Earth scientists recently put together designs for an engine capable of placing an astronaut on Mars in only 70 days.

Moviegoers may remember that in the 2015 hit The Martian, Matt Damon finds himself stuck on Mars and engineers all sorts of survival mechanisms. According to his calculations, an Earth rescue mission would need no less than 414 days to come to his aid.

NASA analyzed a new warp drive engine, whose inventor claims that it can reach the Red Planet in about a sixth of that time. Despite the big number of skeptics from the science community, the engine allegedly does its magic by putting bouncing microwaves within an enclosed space to good use.

In case you were wondering, the engine is dubbed EmDrive and is said to work based on electricity coming from solar panels.

Sources indicate that the NASA paper detailing the design and build of the engine successfully went through a rigorous peer review process.

Yahoo reports that the paper will be published by the American Institute of Aeronautics and Astronautics' Journal of Propulsion and Power. Passing the peer review stage is only a step in the laborious process of turning an idea into a device.

Usually, peer-reviews mean simply that independent experts from various fields read and review the work undertaken, and then label it as having sufficient quality to be a valuable contribution to the respective field. It is far from saying that the results or the conclusion of the paper are correct. Most times, papers get challenged by upcoming works from other scientists, thus expanding the field.

Keep in mind that the concept of an EmDrive is nothing new.

The scientific community has tinkered with the idea for at least 15 years. Roger Shawyer, a United Kingdom-based scientist, was the first to investigate it in 2001.

It is not hard to see the attractiveness of the idea.

Seeing how people from the '70s expected us to have flying cars by now and acknowledging how Sci-Fi is coming back into mainstream with spectacular force, a 10-week trip to the surface of Mars is the least Science can do.

One question that pops up relentlessly from the scientific community refers to the apparent lack of exhaust in the engine.
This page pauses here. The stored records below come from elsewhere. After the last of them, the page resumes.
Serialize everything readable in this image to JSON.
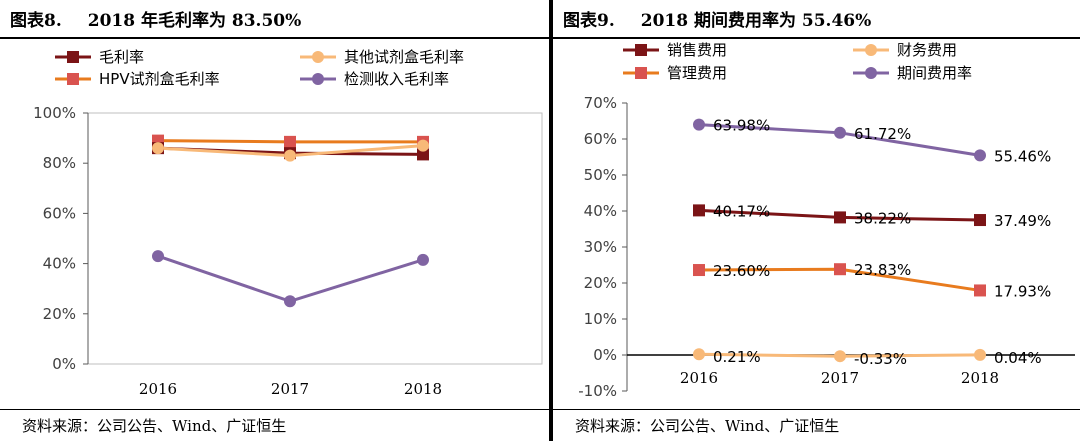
{
  "left": {
    "fig_label": "图表8.",
    "title": "2018 年毛利率为 83.50%",
    "source": "资料来源：公司公告、Wind、广证恒生"
  },
  "right": {
    "fig_label": "图表9.",
    "title": "2018 期间费用率为 55.46%",
    "source": "资料来源：公司公告、Wind、广证恒生"
  },
  "colors": {
    "dark_red": "#7B1416",
    "light_orange": "#F8B978",
    "orange": "#E87B1E",
    "red_marker": "#D9534F",
    "purple": "#8064A2",
    "gray_axis": "#595959"
  },
  "chart_data": [
    {
      "type": "line",
      "categories": [
        "2016",
        "2017",
        "2018"
      ],
      "ylim": [
        0,
        100
      ],
      "yticks": [
        "0%",
        "20%",
        "40%",
        "60%",
        "80%",
        "100%"
      ],
      "grid": false,
      "legend_position": "top",
      "series": [
        {
          "name": "毛利率",
          "values": [
            86,
            84,
            83.5
          ],
          "marker": "square"
        },
        {
          "name": "其他试剂盒毛利率",
          "values": [
            86,
            83,
            87
          ],
          "marker": "circle"
        },
        {
          "name": "HPV试剂盒毛利率",
          "values": [
            89,
            88.5,
            88.5
          ],
          "marker": "square"
        },
        {
          "name": "检测收入毛利率",
          "values": [
            43,
            25,
            41.5
          ],
          "marker": "circle"
        }
      ]
    },
    {
      "type": "line",
      "categories": [
        "2016",
        "2017",
        "2018"
      ],
      "ylim": [
        -10,
        70
      ],
      "yticks": [
        "-10%",
        "0%",
        "10%",
        "20%",
        "30%",
        "40%",
        "50%",
        "60%",
        "70%"
      ],
      "grid": false,
      "legend_position": "top",
      "series": [
        {
          "name": "销售费用",
          "values": [
            40.17,
            38.22,
            37.49
          ],
          "labels": [
            "40.17%",
            "38.22%",
            "37.49%"
          ],
          "marker": "square"
        },
        {
          "name": "财务费用",
          "values": [
            0.21,
            -0.33,
            0.04
          ],
          "labels": [
            "0.21%",
            "-0.33%",
            "0.04%"
          ],
          "marker": "circle"
        },
        {
          "name": "管理费用",
          "values": [
            23.6,
            23.83,
            17.93
          ],
          "labels": [
            "23.60%",
            "23.83%",
            "17.93%"
          ],
          "marker": "square"
        },
        {
          "name": "期间费用率",
          "values": [
            63.98,
            61.72,
            55.46
          ],
          "labels": [
            "63.98%",
            "61.72%",
            "55.46%"
          ],
          "marker": "circle"
        }
      ]
    }
  ]
}
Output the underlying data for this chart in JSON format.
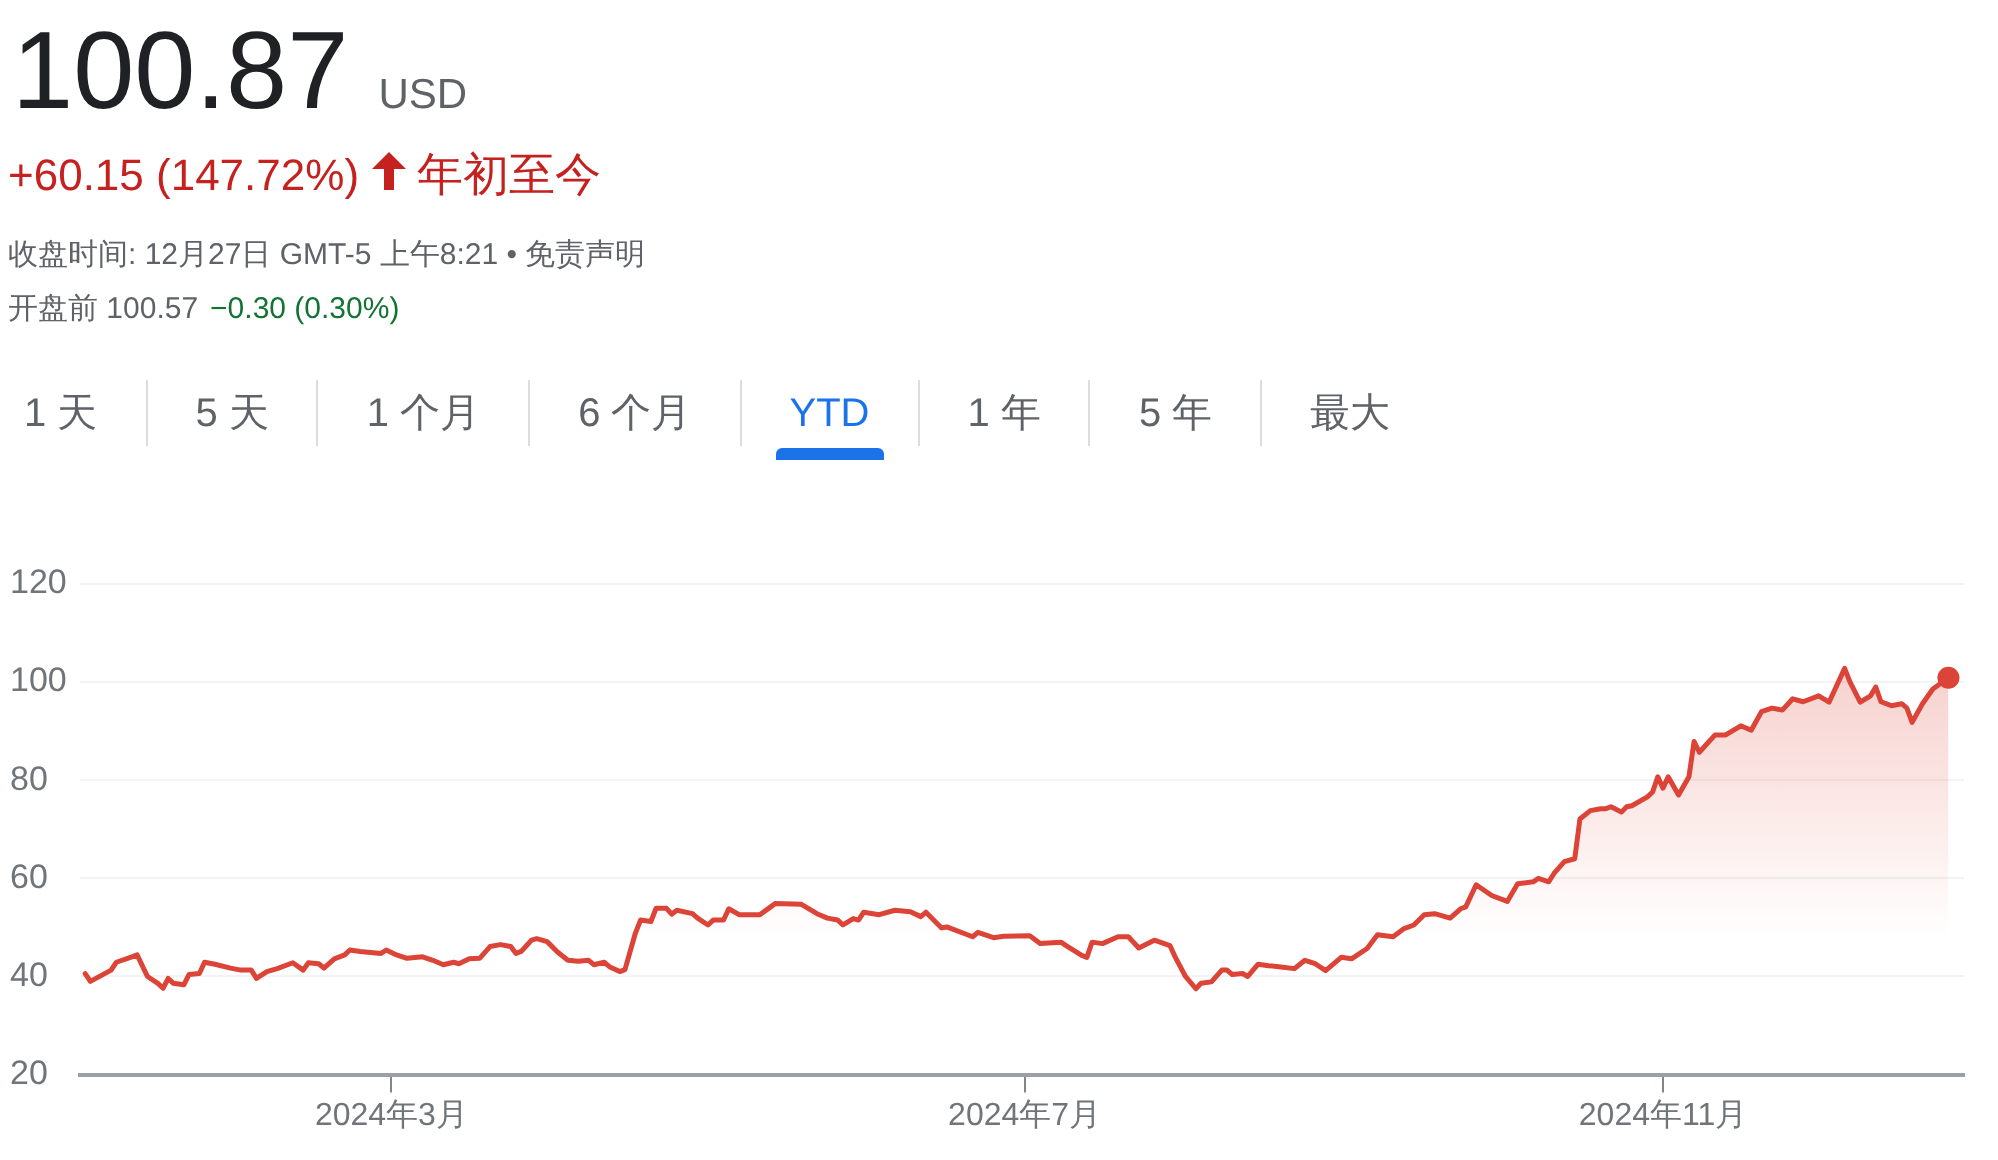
{
  "chart_data": {
    "type": "area",
    "title": "100.87",
    "subtitle": "USD",
    "annotations": [
      "+60.15 (147.72%)",
      "年初至今",
      "收盘时间: 12月27日 GMT-5 上午8:21 • 免责声明",
      "开盘前 100.57",
      "−0.30 (0.30%)",
      "1 天",
      "5 天",
      "1 个月",
      "6 个月",
      "YTD",
      "1 年",
      "5 年",
      "最大"
    ],
    "x": [
      "2024-01-02",
      "2024-01-03",
      "2024-01-07",
      "2024-01-08",
      "2024-01-11",
      "2024-01-12",
      "2024-01-14",
      "2024-01-16",
      "2024-01-17",
      "2024-01-18",
      "2024-01-19",
      "2024-01-21",
      "2024-01-22",
      "2024-01-24",
      "2024-01-25",
      "2024-01-27",
      "2024-01-30",
      "2024-02-01",
      "2024-02-03",
      "2024-02-04",
      "2024-02-06",
      "2024-02-08",
      "2024-02-11",
      "2024-02-13",
      "2024-02-14",
      "2024-02-16",
      "2024-02-17",
      "2024-02-19",
      "2024-02-21",
      "2024-02-22",
      "2024-02-24",
      "2024-02-28",
      "2024-02-29",
      "2024-03-02",
      "2024-03-04",
      "2024-03-07",
      "2024-03-09",
      "2024-03-11",
      "2024-03-13",
      "2024-03-14",
      "2024-03-16",
      "2024-03-18",
      "2024-03-20",
      "2024-03-22",
      "2024-03-24",
      "2024-03-25",
      "2024-03-26",
      "2024-03-28",
      "2024-03-29",
      "2024-03-31",
      "2024-04-02",
      "2024-04-04",
      "2024-04-06",
      "2024-04-08",
      "2024-04-09",
      "2024-04-11",
      "2024-04-12",
      "2024-04-14",
      "2024-04-15",
      "2024-04-17",
      "2024-04-18",
      "2024-04-20",
      "2024-04-21",
      "2024-04-23",
      "2024-04-24",
      "2024-04-25",
      "2024-04-28",
      "2024-04-29",
      "2024-05-01",
      "2024-05-02",
      "2024-05-04",
      "2024-05-05",
      "2024-05-07",
      "2024-05-11",
      "2024-05-14",
      "2024-05-19",
      "2024-05-22",
      "2024-05-24",
      "2024-05-26",
      "2024-05-27",
      "2024-05-29",
      "2024-05-30",
      "2024-05-31",
      "2024-06-03",
      "2024-06-06",
      "2024-06-09",
      "2024-06-11",
      "2024-06-12",
      "2024-06-15",
      "2024-06-16",
      "2024-06-21",
      "2024-06-22",
      "2024-06-25",
      "2024-06-27",
      "2024-07-02",
      "2024-07-04",
      "2024-07-08",
      "2024-07-09",
      "2024-07-12",
      "2024-07-13",
      "2024-07-14",
      "2024-07-16",
      "2024-07-19",
      "2024-07-21",
      "2024-07-23",
      "2024-07-26",
      "2024-07-29",
      "2024-07-30",
      "2024-08-01",
      "2024-08-03",
      "2024-08-04",
      "2024-08-06",
      "2024-08-08",
      "2024-08-09",
      "2024-08-10",
      "2024-08-12",
      "2024-08-13",
      "2024-08-15",
      "2024-08-17",
      "2024-08-19",
      "2024-08-22",
      "2024-08-24",
      "2024-08-26",
      "2024-08-28",
      "2024-08-31",
      "2024-09-02",
      "2024-09-05",
      "2024-09-07",
      "2024-09-10",
      "2024-09-12",
      "2024-09-14",
      "2024-09-16",
      "2024-09-18",
      "2024-09-21",
      "2024-09-23",
      "2024-09-24",
      "2024-09-26",
      "2024-09-29",
      "2024-10-02",
      "2024-10-04",
      "2024-10-07",
      "2024-10-08",
      "2024-10-10",
      "2024-10-11",
      "2024-10-13",
      "2024-10-15",
      "2024-10-16",
      "2024-10-18",
      "2024-10-20",
      "2024-10-21",
      "2024-10-22",
      "2024-10-24",
      "2024-10-25",
      "2024-10-26",
      "2024-10-29",
      "2024-10-30",
      "2024-10-31",
      "2024-11-01",
      "2024-11-02",
      "2024-11-04",
      "2024-11-06",
      "2024-11-07",
      "2024-11-08",
      "2024-11-11",
      "2024-11-13",
      "2024-11-16",
      "2024-11-18",
      "2024-11-20",
      "2024-11-22",
      "2024-11-24",
      "2024-11-26",
      "2024-11-28",
      "2024-12-01",
      "2024-12-03",
      "2024-12-06",
      "2024-12-07",
      "2024-12-09",
      "2024-12-11",
      "2024-12-12",
      "2024-12-13",
      "2024-12-15",
      "2024-12-17",
      "2024-12-18",
      "2024-12-19",
      "2024-12-21",
      "2024-12-23",
      "2024-12-26"
    ],
    "series": [
      {
        "color": "#db4437",
        "values": [
          40.6,
          39.0,
          41.3,
          42.9,
          44.0,
          44.4,
          40.0,
          38.6,
          37.6,
          39.6,
          38.6,
          38.3,
          40.4,
          40.6,
          42.9,
          42.5,
          41.7,
          41.3,
          41.3,
          39.6,
          41.0,
          41.6,
          42.8,
          41.3,
          42.8,
          42.6,
          41.7,
          43.6,
          44.4,
          45.4,
          45.1,
          44.7,
          45.4,
          44.4,
          43.7,
          44.0,
          43.3,
          42.4,
          42.9,
          42.6,
          43.6,
          43.7,
          46.1,
          46.5,
          46.1,
          44.7,
          45.1,
          47.4,
          47.7,
          47.1,
          45.0,
          43.3,
          43.1,
          43.3,
          42.4,
          42.9,
          42.0,
          41.0,
          41.4,
          48.8,
          51.5,
          51.2,
          53.9,
          53.9,
          52.7,
          53.5,
          52.8,
          51.9,
          50.5,
          51.5,
          51.5,
          53.8,
          52.6,
          52.6,
          54.9,
          54.7,
          52.8,
          51.9,
          51.5,
          50.5,
          51.8,
          51.5,
          53.1,
          52.6,
          53.5,
          53.2,
          52.2,
          53.1,
          49.9,
          50.1,
          48.1,
          49.0,
          47.9,
          48.2,
          48.3,
          46.7,
          47.0,
          46.3,
          44.3,
          43.9,
          47.0,
          46.7,
          48.1,
          48.1,
          45.8,
          47.4,
          46.3,
          44.0,
          40.0,
          37.5,
          38.6,
          38.9,
          41.3,
          41.3,
          40.4,
          40.6,
          40.0,
          42.5,
          42.2,
          42.0,
          41.6,
          43.3,
          42.6,
          41.2,
          43.9,
          43.6,
          45.7,
          48.5,
          48.1,
          49.7,
          50.5,
          52.6,
          52.8,
          51.9,
          53.8,
          54.2,
          58.7,
          56.5,
          55.3,
          58.9,
          59.3,
          60.0,
          59.3,
          61.0,
          63.4,
          64.0,
          72.1,
          73.8,
          74.2,
          74.2,
          74.6,
          73.5,
          74.6,
          74.8,
          76.6,
          77.6,
          80.7,
          78.4,
          80.7,
          77.0,
          80.7,
          87.9,
          85.7,
          89.2,
          89.2,
          91.1,
          90.2,
          94.0,
          94.7,
          94.3,
          96.6,
          96.0,
          97.2,
          95.9,
          102.8,
          100.1,
          95.9,
          97.2,
          99.0,
          96.0,
          95.2,
          95.6,
          94.7,
          91.8,
          95.6,
          98.6,
          100.9
        ]
      },
      {
        "type": "scatter",
        "color": "#db4437",
        "marker": "circle",
        "x": [
          "2024-12-26"
        ],
        "values": [
          100.9
        ]
      }
    ],
    "xlim": [
      "2024-01-01",
      "2024-12-29"
    ],
    "xticks": [
      {
        "value": "2024-03-01",
        "label": "2024年3月"
      },
      {
        "value": "2024-07-01",
        "label": "2024年7月"
      },
      {
        "value": "2024-11-01",
        "label": "2024年11月"
      }
    ],
    "ylim": [
      20,
      120
    ],
    "yticks": [
      20,
      40,
      60,
      80,
      100,
      120
    ],
    "grid": "y"
  }
}
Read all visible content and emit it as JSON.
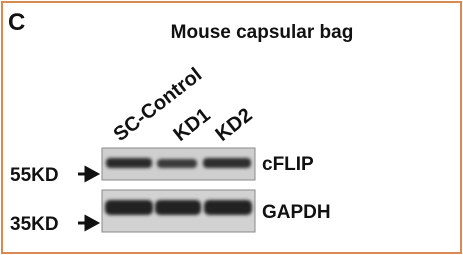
{
  "panel_label": "C",
  "title": "Mouse capsular bag",
  "lanes": [
    "SC-Control",
    "KD1",
    "KD2"
  ],
  "markers": [
    "55KD",
    "35KD"
  ],
  "blots": [
    "cFLIP",
    "GAPDH"
  ]
}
Newton's third law, "for every action, there's an equal and opposite reaction" has never been challenged, despite tremendous breakthroughs in Science. This would imply that, should a rocket travel one way, something must be going the other way.

Dr. Arto Annila, the lead author of the paper, responds to critics and points out that maybe we lack the means to measure the actual exhaust of the revolutionary engine.

"EmDrive works just like any other engine," he told Daily Mail.

According to the paper, there is a possibility that the photons coming out of the enclosed space are interfering with one another, making it seem like there is no exhaust.

Some were more critical than others with the EmDrive idea.

Colin Johnston, an expert with the Armagh Planetarium, delivered a massive critique of the EmDrive and the shaky findings of numerous tests. Discovery 's Corey S. Powell also indicted Shawyer's EmDrive, and pointed fingers at the precocious enthusiasm that the headline has generated over the internet.

Both scientists underline the importance of discretion when reporting on such potentially history-changing inventions.